D.M. : Un plus au niveau des structures, du nombre d’adhérents,
etc… Mais cela marque la Coupe du Monde 1998, et le nouveau stade marque
la fin d’une époque. D’une belle époque. Tant au niveau
des résultats sportifs, que du « supportérisme » à
proprement parler.
R.Z. : En 1998, on a eu du mal à s’adapter au nouveau stade mais
on a su se familiariser à la nouvelle configuration. Avec l’ancien
stade, où que tu étais dans le stade, tu voyais ce qui se passait
autour de toi.
Le groupe a aussi son bus, le « Kaotic
Bus »…
R.Z. : Le rêve n’était pas fini sans ce bus. Il nous permet
d’être maîtres de nos déplacements.
L’esprit du groupe a-t-il changé
par rapport à ses débuts ?
D.M. : Il y a bien sûr des différences. Déjà nous,
ceux qui insufflent l’esprit du groupe, nous avons pris de l’âge
et la force des choses nous a donné plus de responsabilités. On
est peut-être moins agitateurs qu’avant. Mais nous gardons toujours
cet état d’esprit d’entraide, de solidarité, de respect
et de partage. C’est vrai aussi que ce que l’on fait à 20,
on ne le fait plus à 35 ans. Avant nous n’étions responsables
que de nous-mêmes, mais maintenant nous le sommes de toutes les nouvelles
générations. Il y a des adhérents qui sont plus jeunes
que le groupe. On fête nos 20 ans, et certains ont seulement 17 ans.

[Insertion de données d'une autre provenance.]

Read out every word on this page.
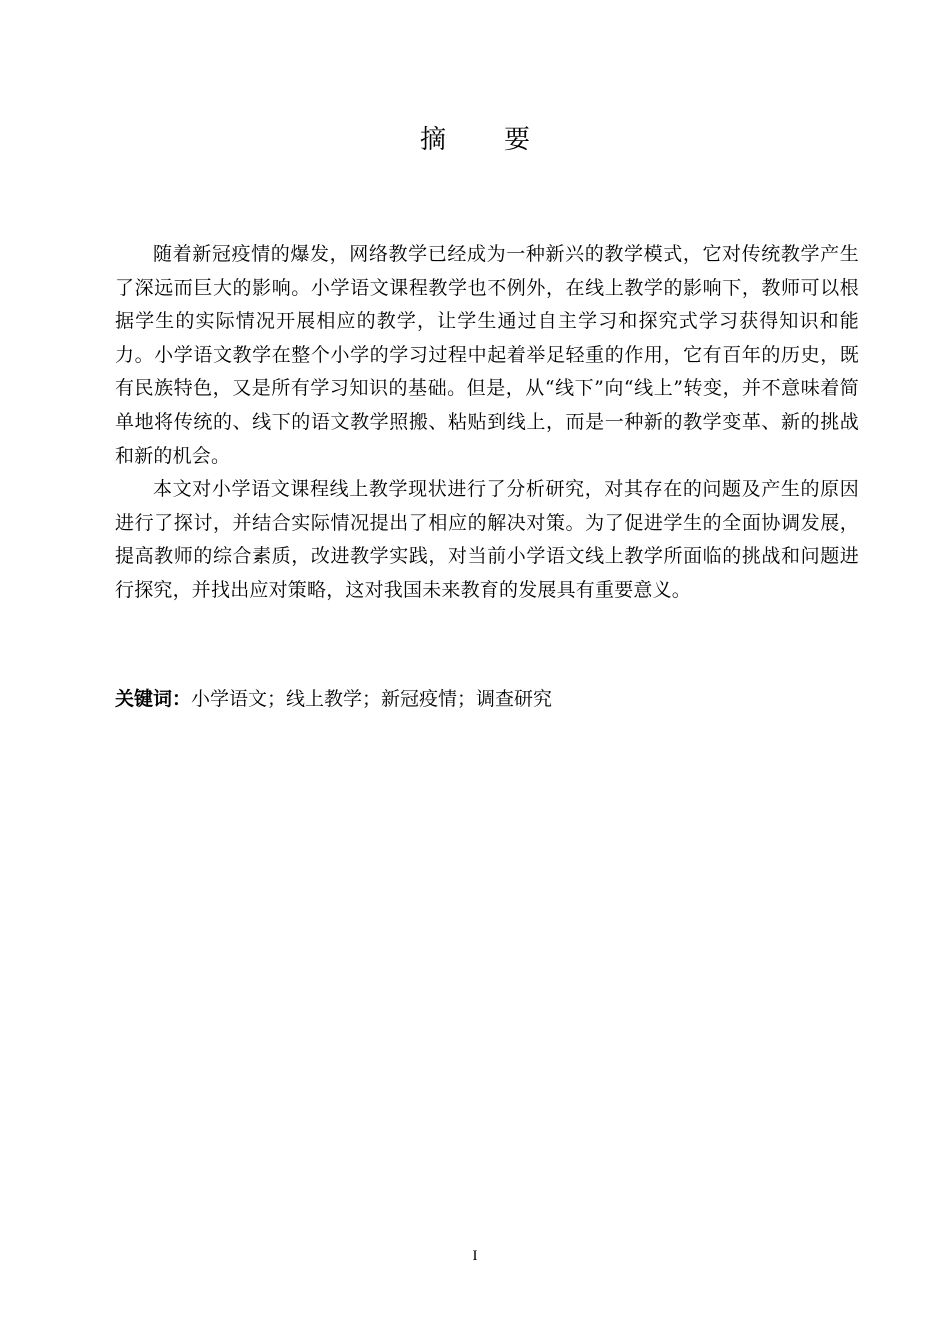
摘　要

随着新冠疫情的爆发，网络教学已经成为一种新兴的教学模式，它对传统教学产生了深远而巨大的影响。小学语文课程教学也不例外，在线上教学的影响下，教师可以根据学生的实际情况开展相应的教学，让学生通过自主学习和探究式学习获得知识和能力。小学语文教学在整个小学的学习过程中起着举足轻重的作用，它有百年的历史，既有民族特色，又是所有学习知识的基础。但是，从“线下”向“线上”转变，并不意味着简单地将传统的、线下的语文教学照搬、粘贴到线上，而是一种新的教学变革、新的挑战和新的机会。

本文对小学语文课程线上教学现状进行了分析研究，对其存在的问题及产生的原因进行了探讨，并结合实际情况提出了相应的解决对策。为了促进学生的全面协调发展，提高教师的综合素质，改进教学实践，对当前小学语文线上教学所面临的挑战和问题进行探究，并找出应对策略，这对我国未来教育的发展具有重要意义。

关键词：小学语文；线上教学；新冠疫情；调查研究
I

R.Z. : Le groupe n’a pas changé, l’état d’esprit
et la mentalité sont restés les mêmes. Ce sont les gens
qui ont évolué. J’avais 16 ans en 1987, j’en ai 36
maintenant… mais on a gardé notre côté rebelle et
revendicatif. On a plus de moyens mais la mentalité est la même.
Le groupe a vingt ans mais comment voyez-vous
l’avenir ?
R.Z. : Etre débout et chanter fait partie de la mentalité ultra.
On n’est jamais assis. Il ne faut pas que le foot business écrase
tout ce que l’on a construit. Sans le mouvement ultra, les stades seraient
vides. Les gens sont fiers d’être ultra et ils viennent au stade
pour voir leurs amis, pour participer à la fête et aux animations.
Si un jour, on est anéanti, le foot le sera aussi. Le foot nous appartient.
Je suis toujours motivé car je n’ai pas vu passer ces 20 ans. J’ai
toujours foi en le club, le groupe et la ville. Je me battrai pour les supporters.